Aujourd’hui 23 Mars, c’est l’anniversaire d’Akira Kurosawa.
Je ne suis pas un grand connaisseur des films de Kurosawa.
J’ai vu les grands classiques (comme beaucoup), Rashômon,
Les Sept Samouraïs et Le Chateau de l’Araignée, mais à part ça : niet.
Quand Alice m’a conseillé de regarder Dreams, j’ai décidé d’aller
me renseigner sur ce film et sur ce vieux bougre d’Akira.
Quelle ne fut pas ma surprise quand j’ai découvert que sa carrière de
réalisateur s’était étendue sur plus de cinquante ans !
De 1943 à 1993, ce mec a réalisé des films. Je trouve ça incroyable.
J’aimerais bien me taper sa filmographie dans l’ordre pour voir si
on ressent les changements d’époque, l’évolution du matos, des thèmes,
tout ça. Ca doit être fichtrement intéressant.
(Note : il a réalisé en 1951 une adaptation de L’Idiot de Dostoïevski,
au Japon avec des Japonais… ça doit être marrant. Je mettrais la
main dessus, à l’occase. Il dit d’ailleurs à ce propos :
Since I was little I’ve liked Russian literature, but I find that I like Dostoevsky
the best and had long thought that this book would make a wonderful film.
He is still my favourite author, and he is the one — I still think
— who writes most honestly about human existence. »
Je sens que ce mec me plait de plus en plus)

Dreams est donc un des trois derniers films tourné par « le plus célèbre des japonais »,
datant de 1989, se déroule en huit tableaux, huit mini histoires (des rêves de
Kurosawa en fait) reliées ou non et qui prennent place dans les rêves passés, présents
et futurs du personnage principal, nous entraînant tour à tour dans l’univers
des contes japonais, dans le froid glacial, la seconde guerre mondiale, la catastrophe
nucléaire (comme une prédiction de ce qui allait vraiment arriver) et même
dans les tableaux de Van Gogh (campé par Martin Scorsese, ça ne s’invente pas !)

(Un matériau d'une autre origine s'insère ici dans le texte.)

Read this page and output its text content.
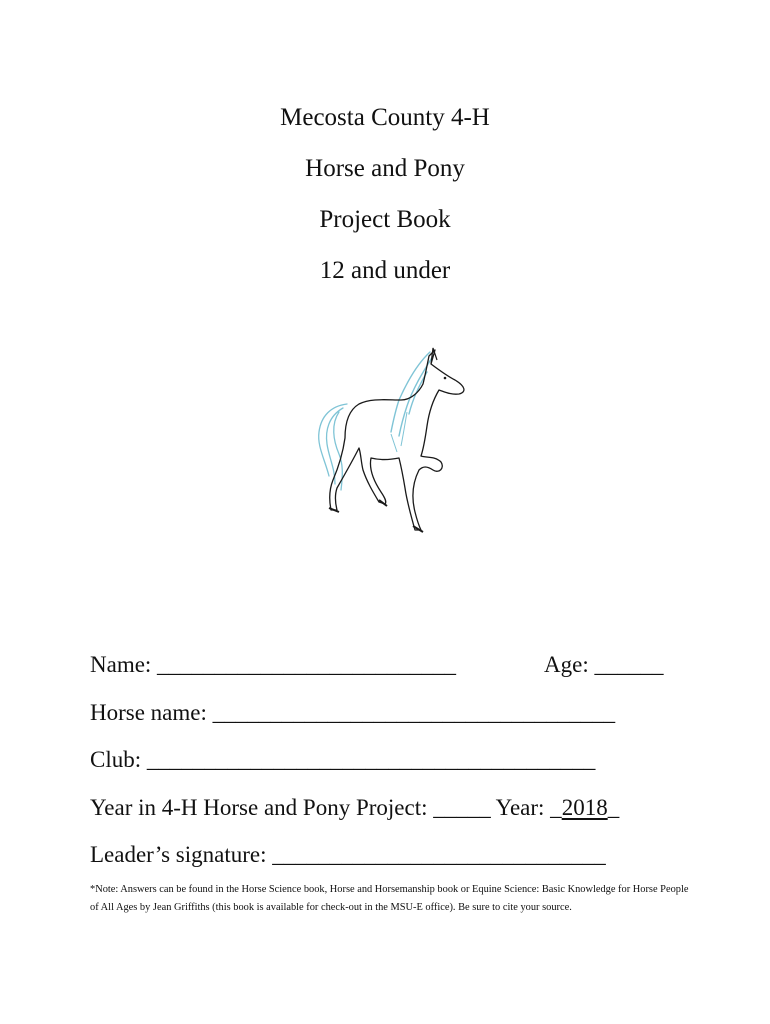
Mecosta County 4-H
Horse and Pony
Project Book
12 and under
Name: __________________________	Age: ______
Horse name: ___________________________________
Club: _______________________________________
Year in 4-H Horse and Pony Project: _____ Year: _2018_
Leader’s signature: _____________________________
*Note: Answers can be found in the Horse Science book, Horse and Horsemanship book or Equine Science: Basic Knowledge for Horse People of All Ages by Jean Griffiths (this book is available for check-out in the MSU-E office). Be sure to cite your source.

(J’ai un gros revival « Van Goghien » en ce moment, j’ai donc
vraiment pris plaisir à voir ce jeune artiste déambuler dans l’univers
du maître et essayer de s’y accrocher éperdument « attends, ne t’en vas
pas, j’ai besoin de tes conseils, je suis aussi perdu que toi… »)
Bref, l’esthétique du film est super léchée, très nippone dans l’âme
(certains passages m’ont rappelé le prodigieux Dolls de Kitano
(Notre bon Takeshi a t-il été inspiré par ce film malgré lui ?))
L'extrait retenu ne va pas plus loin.